Nick Niemann, an Omaha, Neb., attorney who has worked with hundreds of financial planners and their entrepreneurial clients, analyzes every business he encounters based on nine main factors.

Without strength in each of these areas, Niemann says he’s found that businesses tend to struggle and even fail.

“My foundation for this comes from an international project I was involved in called Business Model Generation.” That project lead to a handbook and a website of the same name, both of which were produced with the help of 470 contributors from 45 countries, says Niemann, who sits on the board of director of the Nebraska chapter of the FPA. The book itself is co-authored by Alex Osterwalder and Yves Pigneur.

Niemann, who uses the project’s research to teach a business model workshop to CEOs around the country, outlines the factors as follows:

1. What is the company’s value proposition? What does it make and sell?

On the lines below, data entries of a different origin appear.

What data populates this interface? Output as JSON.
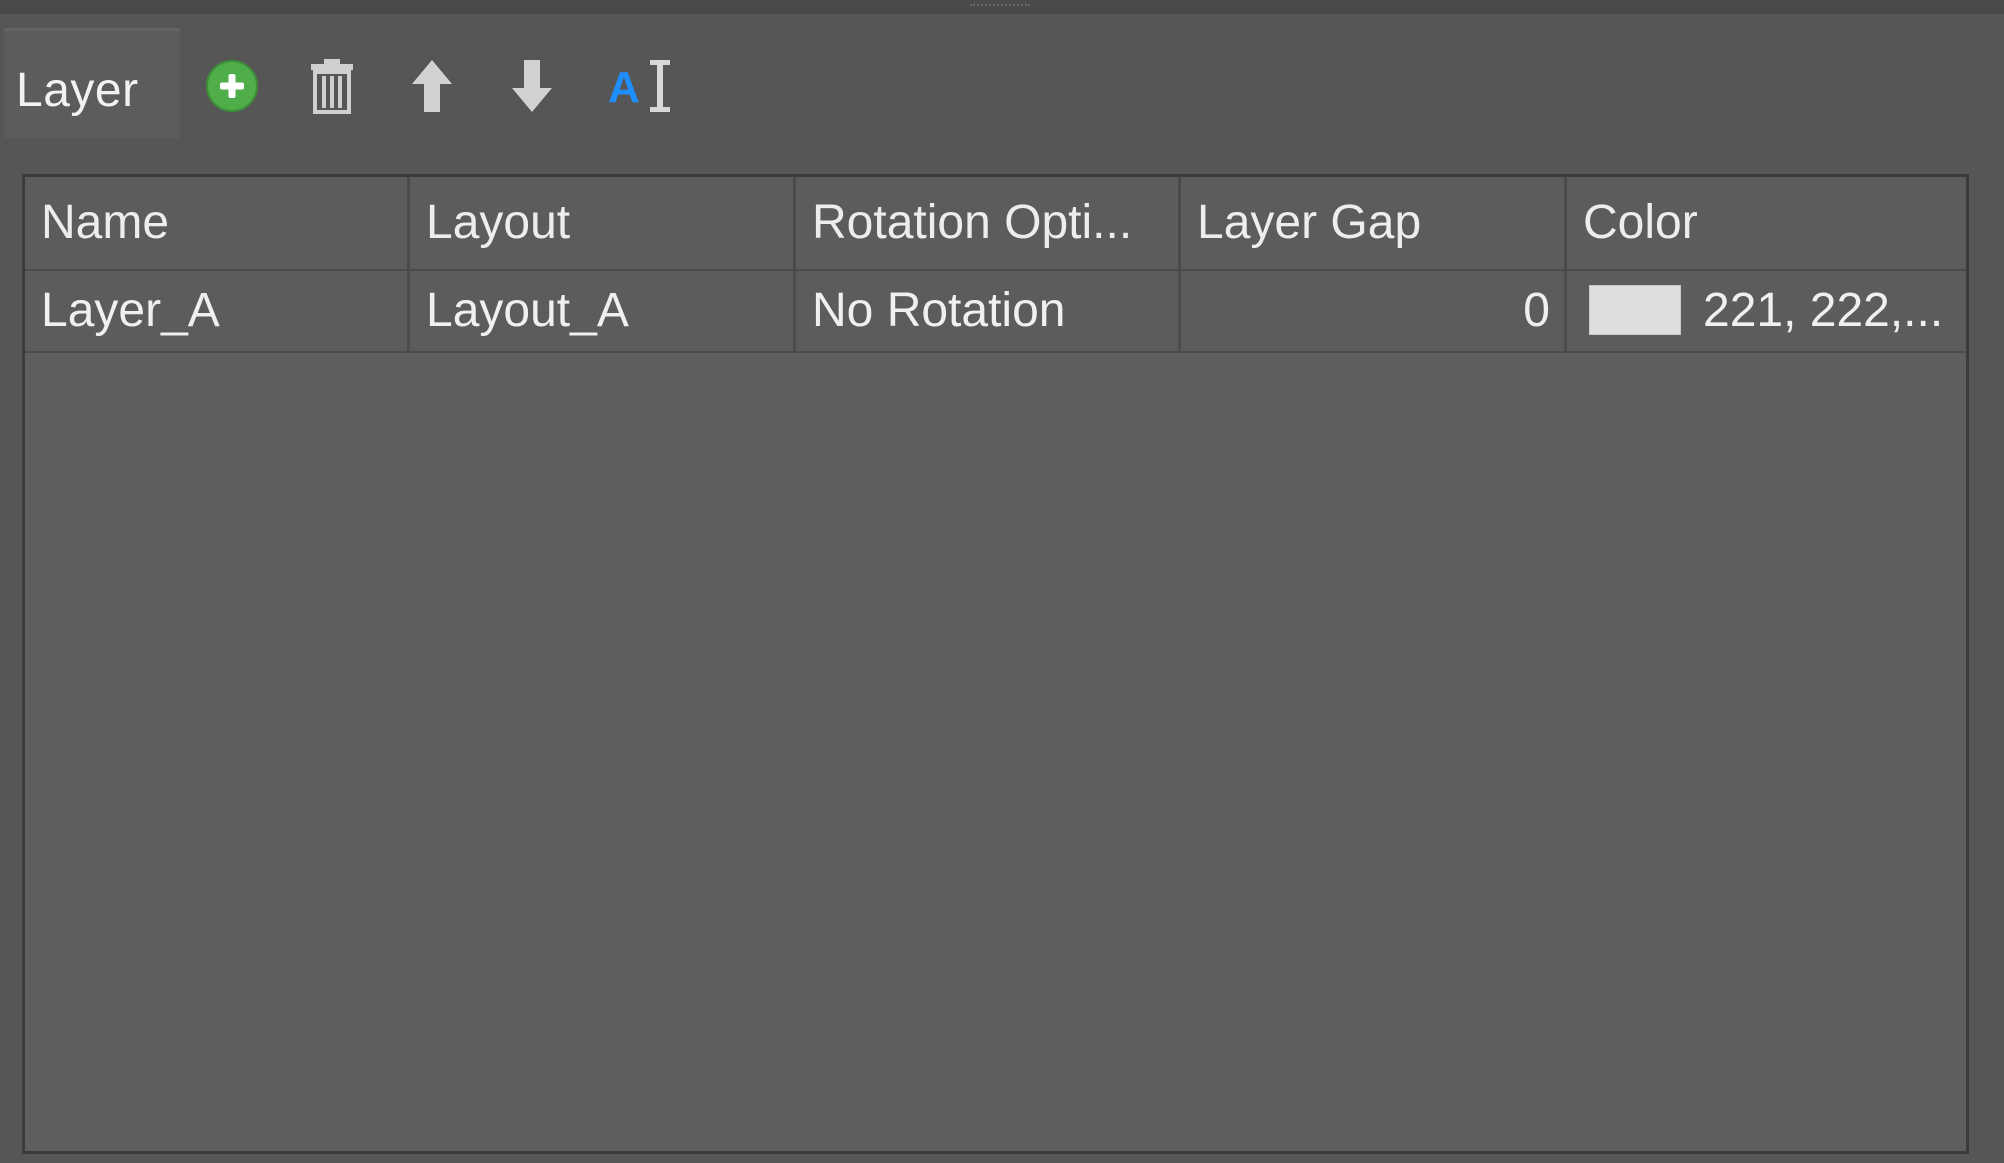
{
  "panel": {
    "title": "Layer"
  },
  "toolbar": {
    "buttons": [
      {
        "name": "add-layer",
        "icon": "plus-circle-icon",
        "color": "#4caf50"
      },
      {
        "name": "delete-layer",
        "icon": "trash-icon",
        "color": "#cfcfcf"
      },
      {
        "name": "move-up",
        "icon": "arrow-up-icon",
        "color": "#cfcfcf"
      },
      {
        "name": "move-down",
        "icon": "arrow-down-icon",
        "color": "#cfcfcf"
      },
      {
        "name": "rename",
        "icon": "text-cursor-icon",
        "color": "#1e90ff"
      }
    ]
  },
  "table": {
    "columns": [
      "Name",
      "Layout",
      "Rotation Opti...",
      "Layer Gap",
      "Color"
    ],
    "rows": [
      {
        "name": "Layer_A",
        "layout": "Layout_A",
        "rotation": "No Rotation",
        "gap": "0",
        "color_swatch": "#dddee0",
        "color_text": "221, 222,..."
      }
    ]
  }
}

2. Which are their customer segments? Who buys from you?

3. What are their customer channels? How does the company reach and deliver a product or service to customers?

4. How does the company keep customers? Airlines, for example, use frequent flier programs.

5. What are the company’s key resources, including property, equipment, people and patents?

6. What are its key activities? Does it manufacture goods or offer a service, for example?

7. Who are the company’s key partners? This refers to the people outside of the company who enable it to function. For YouTube, for example, those people comprise the users who upload their videos to the site.

8. What are the company’s revenue streams and how do workers get paid? This would include an analysis of whether a company sells something for a fixed or a variable price.

9. What is the company’s cost structure? The Walmart cost structure, for example, reaches back to its suppliers and dictates how those suppliers will do business with the giant retailer.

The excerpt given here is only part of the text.